Dir wird auch klar werden, wie du am Besten damit umgehst, wenn du bemerkst, dass ein Mensch, der dir wichtig ist die Wahrheit verdrängt.

 Realitätsverweigerung / Definition

Wenn du dich einer herausfordernden Situation gegenüber siehst ist die gesündeste und produktivste Antwort darauf, die Situation direkt anzugehen, um Lösungen zu finden und die damit einhergehenden Gefühle zu verarbeiten. Das ist natürlich nicht unbedingt angenehm.

Es könnte dich zunächst zusätzlich stressen, wütend oder traurig machen. Aber du weißt, dass du dich der Problematik stellen und sie akurat einschätzen mußt, um sie zu lösen.

>> Unser Nervensystem will uns vor unangenehmen Gefühlen schützen und nutzt verschiedene Abwehrmechanismen, um emotionalen Schmerz zu begrenzen. <<

Realitätsverweigerung ist also eine unbewußte Form von Selbstschutz:

Eigentlich vermeidest du die Betrachtung einer Tatsache, um die daran geknüpften Gefühle zu umgehen. Vielleicht nimmst du die Realität zwar wahr, aber ignorierst die Konsequenzen, die daraus erwachsen.

Laut Dictionary of Psychology ist Realitätsverweigerung “ein Abwehrmechanismus, durch den unangenehme Gedanken, Gefühle, Wünsche oder Ereignisse ignoriert und von der bewussten Wahrnehmung ausgeschlossen werden”.

Komplex traumatisierte Menschen neigen besonders stark zum Ausblenden der Realität.

Sie erkennen bestimmte Geschehnisse oder Fakten nicht an, obwohl sie für andere ganz offensichtlich sind.

Es ist eine psychologische Reaktion, die sie sich in der Kindheit in einem ungesunden Umfeld aneignen mußten, um emotional zu überleben und um Ängste, Schamgefühle oder depressive Zustände in Schach zu halten, die sie sonst überfordert hätten.

Wenn wir ein Ereignis oder ein Verhalten gedanklich in einen anderen Rahmen setzen, um die Wahrnehmung der Bedeutung dessen zu verändern sprechen wir auch vom “Reframing”.

“Das Gehirn tut was es für nötig erachtet, um für’s Überleben des Individuums zu sorgen. Wenn eine belastende Situation Schmerzen verursacht wird es kreative Möglichkeiten finden, um diese Erlebnisse von ihm fernzuhalten.”  – Timothy Yen –

>> Die kurzfristige Verweigerung der Realität ist manchmal sinnvoll, um dich selbst erst einmal zu ordnen, wenn sie die Akzeptanz einer einschneidenden Veränderung im Leben von dir verlangt. <<

Langfristig spitzt sich eine Situation durch Realitätsverweigerung jedoch zwangsläufig zu. Sie führt zu noch schwerer zu bewältigenden negativen Gefühlen.

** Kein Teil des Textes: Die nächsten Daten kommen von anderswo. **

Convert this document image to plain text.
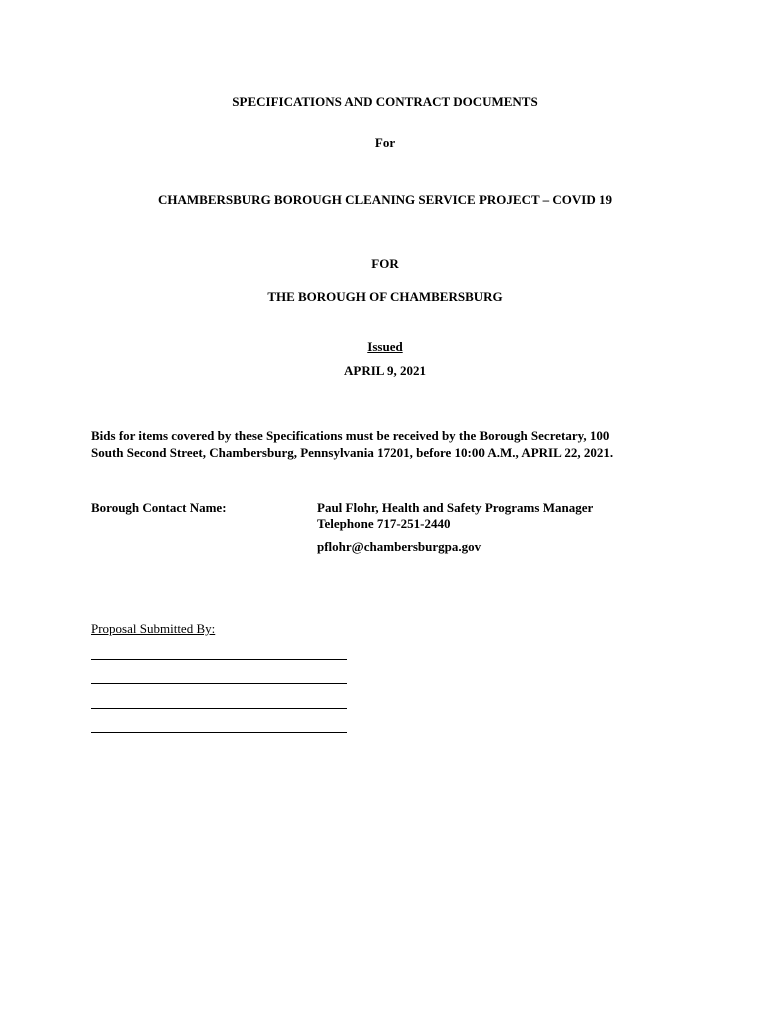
SPECIFICATIONS AND CONTRACT DOCUMENTS
For
CHAMBERSBURG BOROUGH CLEANING SERVICE PROJECT – COVID 19
FOR
THE BOROUGH OF CHAMBERSBURG
Issued
APRIL 9, 2021
Bids for items covered by these Specifications must be received by the Borough Secretary, 100
South Second Street, Chambersburg, Pennsylvania 17201, before 10:00 A.M., APRIL 22, 2021.
Borough Contact Name:	Paul Flohr, Health and Safety Programs Manager
Telephone 717-251-2440
pflohr@chambersburgpa.gov
Proposal Submitted By:
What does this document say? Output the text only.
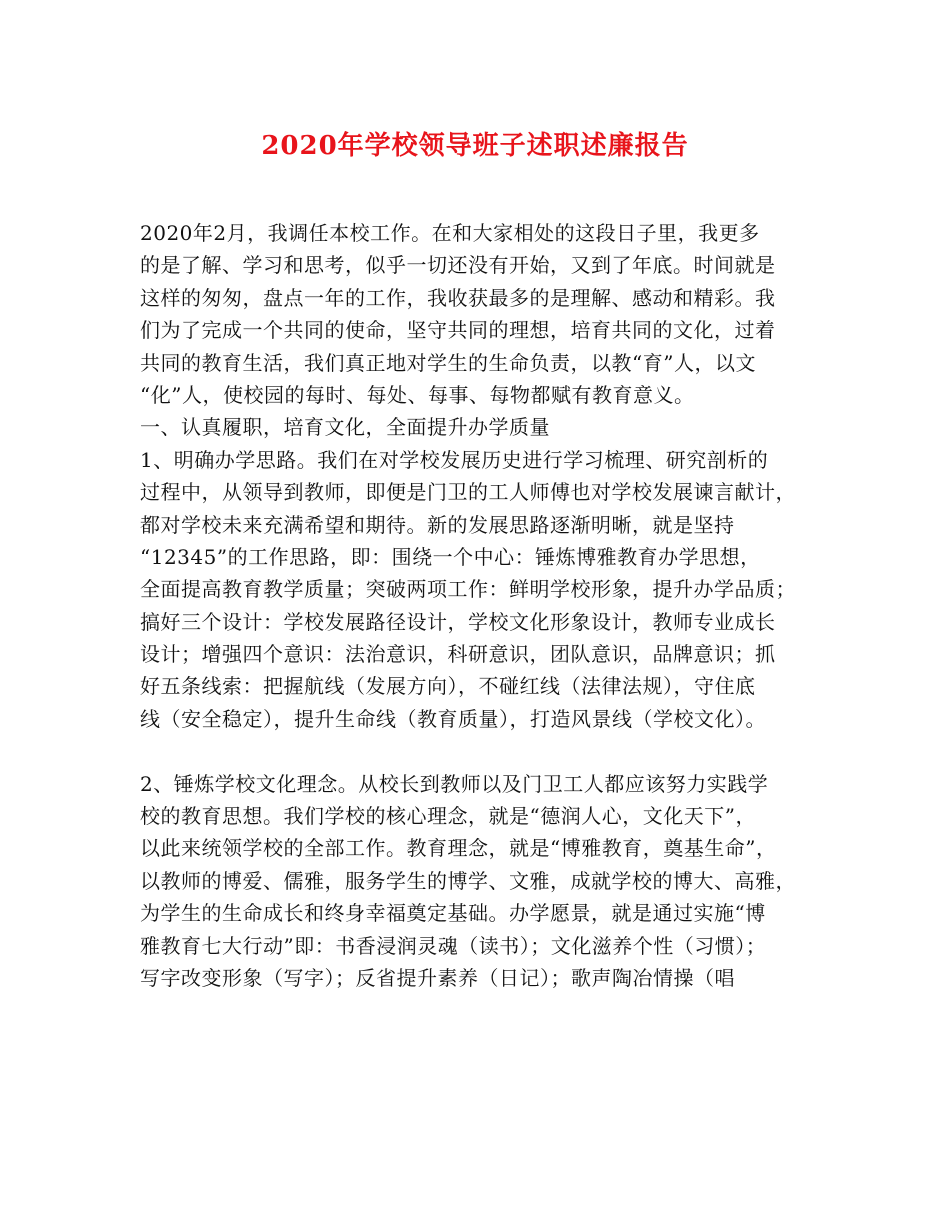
2020年学校领导班子述职述廉报告
2020年2月，我调任本校工作。在和大家相处的这段日子里，我更多
的是了解、学习和思考，似乎一切还没有开始，又到了年底。时间就是
这样的匆匆，盘点一年的工作，我收获最多的是理解、感动和精彩。我
们为了完成一个共同的使命，坚守共同的理想，培育共同的文化，过着
共同的教育生活，我们真正地对学生的生命负责，以教“育”人，以文
“化”人，使校园的每时、每处、每事、每物都赋有教育意义。
一、认真履职，培育文化，全面提升办学质量
1、明确办学思路。我们在对学校发展历史进行学习梳理、研究剖析的
过程中，从领导到教师，即便是门卫的工人师傅也对学校发展谏言献计，
都对学校未来充满希望和期待。新的发展思路逐渐明晰，就是坚持
“12345”的工作思路，即：围绕一个中心：锤炼博雅教育办学思想，
全面提高教育教学质量；突破两项工作：鲜明学校形象，提升办学品质；
搞好三个设计：学校发展路径设计，学校文化形象设计，教师专业成长
设计；增强四个意识：法治意识，科研意识，团队意识，品牌意识；抓
好五条线索：把握航线（发展方向），不碰红线（法律法规），守住底
线（安全稳定），提升生命线（教育质量），打造风景线（学校文化）。
2、锤炼学校文化理念。从校长到教师以及门卫工人都应该努力实践学
校的教育思想。我们学校的核心理念，就是“德润人心，文化天下”，
以此来统领学校的全部工作。教育理念，就是“博雅教育，奠基生命”，
以教师的博爱、儒雅，服务学生的博学、文雅，成就学校的博大、高雅，
为学生的生命成长和终身幸福奠定基础。办学愿景，就是通过实施“博
雅教育七大行动”即：书香浸润灵魂（读书）；文化滋养个性（习惯）；
写字改变形象（写字）；反省提升素养（日记）；歌声陶冶情操（唱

Realitätsverweigerung / Zusammenfassung

Durch Realitätsverweigerung schneiden wir externe Ereignisse von unserer bewußten Wahrnehmung ab.  Oder wir entwickeln Glaubensmuster, die der Realität widersprechen. Wenn die Wahrscheinlichkeit groß ist, dass eine Situation negative Gefühle erzeugt, dann blenden wir das Erlebte entweder in Gänze aus oder wir adoptieren eine verzerrte Wahrnehmung der Tatsachen.

>> Die Situation bleibt bestehen, aber sie verursacht keine unangenehmen Gefühle mehr. <<

Während Realitätsverweigerung also kurzfristig emotional stabilisiert, verbaut sie das Finden von Lösungen, was langfristig kompliziertere emotionale Zustände mit sich bringt.

Realitätsverweigerung / Stufen

Wie kann das konkret aussehen? Du könntest die Anerkennung der Existenz eines Problems in sich selbst, dessen Schwere, dessen Ursache oder dessen Lösbarkeit ablehnen:

“Ich habe kein Problem.” (Verweigerung der Realität)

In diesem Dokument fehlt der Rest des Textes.